Embargos Culturais

Como ambientalista, Gilberto Freyre chama atenção para olharmos o passado

Autor

  • Arnaldo Sampaio de Moraes Godoy

    é livre-docente pela USP doutor e mestre pela PUC- SP e advogado consultor e parecerista em Brasília ex-consultor-geral da União e ex-procurador-geral adjunto da Procuradoria-Geral da Fazenda Nacional.

24 de janeiro de 2016, 11h00

Spacca
A propósito da devastação das nossas matas” é o título de um artigo de jornal escrito por Gilberto Freyre, publicado em livro de 1964[1]; o artigo é de 1925, quando Gilberto Freyre contava ainda 25 anos.
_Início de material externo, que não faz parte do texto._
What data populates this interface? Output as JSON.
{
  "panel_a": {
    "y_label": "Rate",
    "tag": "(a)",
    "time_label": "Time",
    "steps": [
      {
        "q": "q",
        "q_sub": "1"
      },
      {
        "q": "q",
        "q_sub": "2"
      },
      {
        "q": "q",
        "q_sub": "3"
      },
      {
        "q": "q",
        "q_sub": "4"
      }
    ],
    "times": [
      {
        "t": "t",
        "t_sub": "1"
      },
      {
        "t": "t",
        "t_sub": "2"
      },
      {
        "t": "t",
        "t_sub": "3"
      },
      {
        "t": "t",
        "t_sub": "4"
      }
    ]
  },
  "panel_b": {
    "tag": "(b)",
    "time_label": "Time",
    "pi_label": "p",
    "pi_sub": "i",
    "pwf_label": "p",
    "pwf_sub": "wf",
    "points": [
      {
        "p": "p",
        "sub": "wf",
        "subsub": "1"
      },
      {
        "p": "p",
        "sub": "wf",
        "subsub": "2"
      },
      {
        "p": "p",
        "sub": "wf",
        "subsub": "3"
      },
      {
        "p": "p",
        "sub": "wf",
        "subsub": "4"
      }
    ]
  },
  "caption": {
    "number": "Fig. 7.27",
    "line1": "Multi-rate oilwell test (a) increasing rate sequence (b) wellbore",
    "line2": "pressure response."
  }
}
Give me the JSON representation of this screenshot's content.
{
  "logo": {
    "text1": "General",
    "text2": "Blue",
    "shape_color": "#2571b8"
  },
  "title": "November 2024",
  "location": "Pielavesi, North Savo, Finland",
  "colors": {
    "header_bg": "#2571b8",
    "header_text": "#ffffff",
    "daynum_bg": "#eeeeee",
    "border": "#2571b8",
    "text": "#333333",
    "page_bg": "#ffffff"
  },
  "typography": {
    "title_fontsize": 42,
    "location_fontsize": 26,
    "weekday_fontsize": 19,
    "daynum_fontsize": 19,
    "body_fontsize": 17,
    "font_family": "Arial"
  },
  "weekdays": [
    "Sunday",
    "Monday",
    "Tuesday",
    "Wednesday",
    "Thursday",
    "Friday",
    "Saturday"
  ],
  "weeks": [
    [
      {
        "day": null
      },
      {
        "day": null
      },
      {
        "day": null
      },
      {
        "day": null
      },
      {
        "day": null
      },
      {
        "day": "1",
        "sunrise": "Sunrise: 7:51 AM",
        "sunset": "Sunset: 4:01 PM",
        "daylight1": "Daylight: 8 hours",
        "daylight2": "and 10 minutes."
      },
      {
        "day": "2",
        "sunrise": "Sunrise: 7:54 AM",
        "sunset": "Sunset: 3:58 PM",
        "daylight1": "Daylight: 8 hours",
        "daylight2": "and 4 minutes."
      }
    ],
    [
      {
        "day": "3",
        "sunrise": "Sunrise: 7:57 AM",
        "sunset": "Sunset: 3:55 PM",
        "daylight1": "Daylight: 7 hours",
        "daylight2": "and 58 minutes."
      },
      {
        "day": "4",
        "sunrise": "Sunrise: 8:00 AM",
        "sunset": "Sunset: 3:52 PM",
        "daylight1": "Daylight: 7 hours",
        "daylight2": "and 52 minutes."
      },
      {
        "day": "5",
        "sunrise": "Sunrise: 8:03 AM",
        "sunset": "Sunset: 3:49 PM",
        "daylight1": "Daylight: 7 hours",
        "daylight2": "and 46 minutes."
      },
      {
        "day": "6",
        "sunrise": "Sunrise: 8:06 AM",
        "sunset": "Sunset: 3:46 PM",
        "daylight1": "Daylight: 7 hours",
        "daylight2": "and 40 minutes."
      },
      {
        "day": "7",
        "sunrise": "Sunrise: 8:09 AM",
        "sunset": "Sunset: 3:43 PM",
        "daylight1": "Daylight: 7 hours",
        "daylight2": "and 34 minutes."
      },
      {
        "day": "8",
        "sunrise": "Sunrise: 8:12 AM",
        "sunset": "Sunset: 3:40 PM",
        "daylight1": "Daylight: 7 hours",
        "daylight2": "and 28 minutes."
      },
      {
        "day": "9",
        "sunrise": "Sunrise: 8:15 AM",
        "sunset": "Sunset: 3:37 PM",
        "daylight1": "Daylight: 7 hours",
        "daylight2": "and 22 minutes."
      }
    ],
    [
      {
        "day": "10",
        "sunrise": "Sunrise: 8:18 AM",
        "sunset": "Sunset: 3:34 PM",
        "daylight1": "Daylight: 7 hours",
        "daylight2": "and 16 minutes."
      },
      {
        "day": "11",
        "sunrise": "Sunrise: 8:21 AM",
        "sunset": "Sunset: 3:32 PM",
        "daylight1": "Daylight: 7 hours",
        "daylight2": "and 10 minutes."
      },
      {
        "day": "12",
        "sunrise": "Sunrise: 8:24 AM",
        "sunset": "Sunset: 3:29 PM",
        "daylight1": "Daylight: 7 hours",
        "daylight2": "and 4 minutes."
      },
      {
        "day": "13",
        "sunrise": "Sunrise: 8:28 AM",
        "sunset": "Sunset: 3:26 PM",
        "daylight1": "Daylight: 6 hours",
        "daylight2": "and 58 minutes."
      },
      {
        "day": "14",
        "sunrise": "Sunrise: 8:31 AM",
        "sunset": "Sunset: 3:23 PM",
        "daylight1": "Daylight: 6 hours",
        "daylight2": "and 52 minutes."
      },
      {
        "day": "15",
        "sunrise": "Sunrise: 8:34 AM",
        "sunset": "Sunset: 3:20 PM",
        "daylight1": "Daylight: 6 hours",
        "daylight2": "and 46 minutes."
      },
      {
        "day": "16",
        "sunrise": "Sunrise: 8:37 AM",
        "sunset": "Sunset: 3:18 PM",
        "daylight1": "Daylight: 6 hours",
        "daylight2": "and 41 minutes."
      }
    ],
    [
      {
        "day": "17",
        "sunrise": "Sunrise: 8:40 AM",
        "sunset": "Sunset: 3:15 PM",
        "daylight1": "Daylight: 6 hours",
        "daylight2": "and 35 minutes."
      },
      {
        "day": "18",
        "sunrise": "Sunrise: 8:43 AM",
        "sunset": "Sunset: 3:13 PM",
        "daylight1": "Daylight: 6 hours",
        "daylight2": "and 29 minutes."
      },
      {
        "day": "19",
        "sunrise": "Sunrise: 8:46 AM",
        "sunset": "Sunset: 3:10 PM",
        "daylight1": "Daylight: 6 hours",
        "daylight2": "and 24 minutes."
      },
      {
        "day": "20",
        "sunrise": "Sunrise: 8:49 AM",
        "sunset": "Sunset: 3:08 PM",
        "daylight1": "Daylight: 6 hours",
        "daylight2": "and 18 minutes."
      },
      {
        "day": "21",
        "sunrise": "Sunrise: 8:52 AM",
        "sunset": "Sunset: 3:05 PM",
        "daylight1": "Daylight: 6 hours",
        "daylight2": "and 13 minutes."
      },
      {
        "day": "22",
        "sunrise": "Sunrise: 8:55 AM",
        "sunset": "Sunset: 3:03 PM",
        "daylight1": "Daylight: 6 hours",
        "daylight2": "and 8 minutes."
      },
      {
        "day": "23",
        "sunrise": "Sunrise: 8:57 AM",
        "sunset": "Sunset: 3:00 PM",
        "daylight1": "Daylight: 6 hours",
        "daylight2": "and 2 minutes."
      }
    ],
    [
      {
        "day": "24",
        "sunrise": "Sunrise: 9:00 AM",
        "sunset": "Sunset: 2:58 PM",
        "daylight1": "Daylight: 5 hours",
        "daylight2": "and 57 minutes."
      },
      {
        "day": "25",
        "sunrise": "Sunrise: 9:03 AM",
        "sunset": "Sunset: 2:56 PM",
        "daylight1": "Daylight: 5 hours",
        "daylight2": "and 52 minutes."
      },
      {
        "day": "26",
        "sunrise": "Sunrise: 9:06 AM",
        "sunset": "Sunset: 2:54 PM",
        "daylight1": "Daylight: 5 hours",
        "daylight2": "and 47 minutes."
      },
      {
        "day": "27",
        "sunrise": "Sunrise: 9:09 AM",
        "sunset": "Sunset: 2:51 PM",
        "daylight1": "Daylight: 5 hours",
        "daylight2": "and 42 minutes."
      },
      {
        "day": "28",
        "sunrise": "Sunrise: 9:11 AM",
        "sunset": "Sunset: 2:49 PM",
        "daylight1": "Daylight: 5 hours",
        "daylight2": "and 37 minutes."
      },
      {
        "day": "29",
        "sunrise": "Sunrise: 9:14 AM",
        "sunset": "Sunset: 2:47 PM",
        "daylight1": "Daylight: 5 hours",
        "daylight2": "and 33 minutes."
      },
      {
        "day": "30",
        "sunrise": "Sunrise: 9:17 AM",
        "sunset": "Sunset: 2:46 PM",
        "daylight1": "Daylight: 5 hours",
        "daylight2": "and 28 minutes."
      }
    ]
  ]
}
Estou entre aqueles que acreditam que os problemas ambientais são de nossa época e que não podemos racionalmente entender propostas de contenção à expansão desenfreada, fora de um contexto de alargamento do capitalismo. A regulamentação do aproveitamento dos recursos naturais é razão direta da ampliação do uso dos recursos naturais, obviamente.

A invocação de normas ambientais quando Tomé de Souza teria supostamente se oposto ao corte do pau-brasil no século XVI é de um presenteísmo ingênuo e risível, propício para as páginas iniciais de livros de ambientalismo catastrófico e escatológico. A questão é muito séria, e muito grave, e muito preocupante, para ser tratada apenas com indicações de que o problema já fora objeto de advertências dos antigos.

Essa premissa, no entanto, fragiliza-se algumas vezes. A leitura do excerto de Gilberto Freyre pode exemplificar possível exceção, pautando um modo de ação. O sociólogo invocava que “a devastação das matas fez-se entre nós, neste último século de Independência, Democracia e Direitos do Homem, com uma sem-cerimônia espantosa”. Gilberto Freyre lembrou que havia ampla legislação protetiva das matas, comprovada por vários avisos coloniais, os quais, entre outros, reservavam para o Rei amplas margens dos rios, puniam incendiários e devastadores, reivindicavam para a Coroa espaçosas áreas de matas particulares. O Estado era o núcleo de qualquer medida.

O século da independência, ao qual se referia Gilberto Freyre, não teria produzido normas ou organizado políticas com o mesmo empenho que se teria enfrentado a questão na era colonial. Para Freyre, naquele momento, “neste ponto, como em outros, os capitães-mores del-rei se revelaram melhores arremedos de estadistas do que os bacharéis de Pedro II e da República”. Para Freyre, o passado era mais assertivo do que o presente que vivia, pelo menos do ponto de vista de uma imaginária proteção ambiental.

Há um sintoma curioso nas ciências sociais, caracterizado por um obsessivo apego ao acontecido histórico, como fonte imediata de nossos insucessos e, ao mesmo tempo, como exemplos distantes que deveríamos perseguir; trata-se de questão central no discurso historiográfico. Tem-se um paradoxo: seríamos atrasados e deficitários por culpa de nossos antepassados, que nada fizeram em face de problemas até hoje não resolvidos e também seríamos culpados porque não seguimos as formas e ações dos gigantes, sobre cujos ombros tentamos compreender o mundo.

Há vezes que o passado se mostra superlativamente superior; e há vezes nas quais o passado se revela inerte e macunaímico. Os fundamentos filosóficos da proteção ambiental ilustram emblematicamente esse absurdo. As tragédias das várias marianas que há decorrem também de nosso excesso de zelo para com preocupações conceituais, como a aqui colocada, em detrimento de um necessário rigor para com a fiscalização e para com o monitoramento das intervenções humanas.

Passados 90 anos desse interessante artigo de Gilberto Freyre constata-se, infelizmente, que pouco fizemos, talvez porque do passado também muito pouco aprendemos.           

 


[1] Gilberto Freyre, Retalhos de Jornais Velhos, Rio de Janeiro: José Olympio, 1964, pp. 46-47.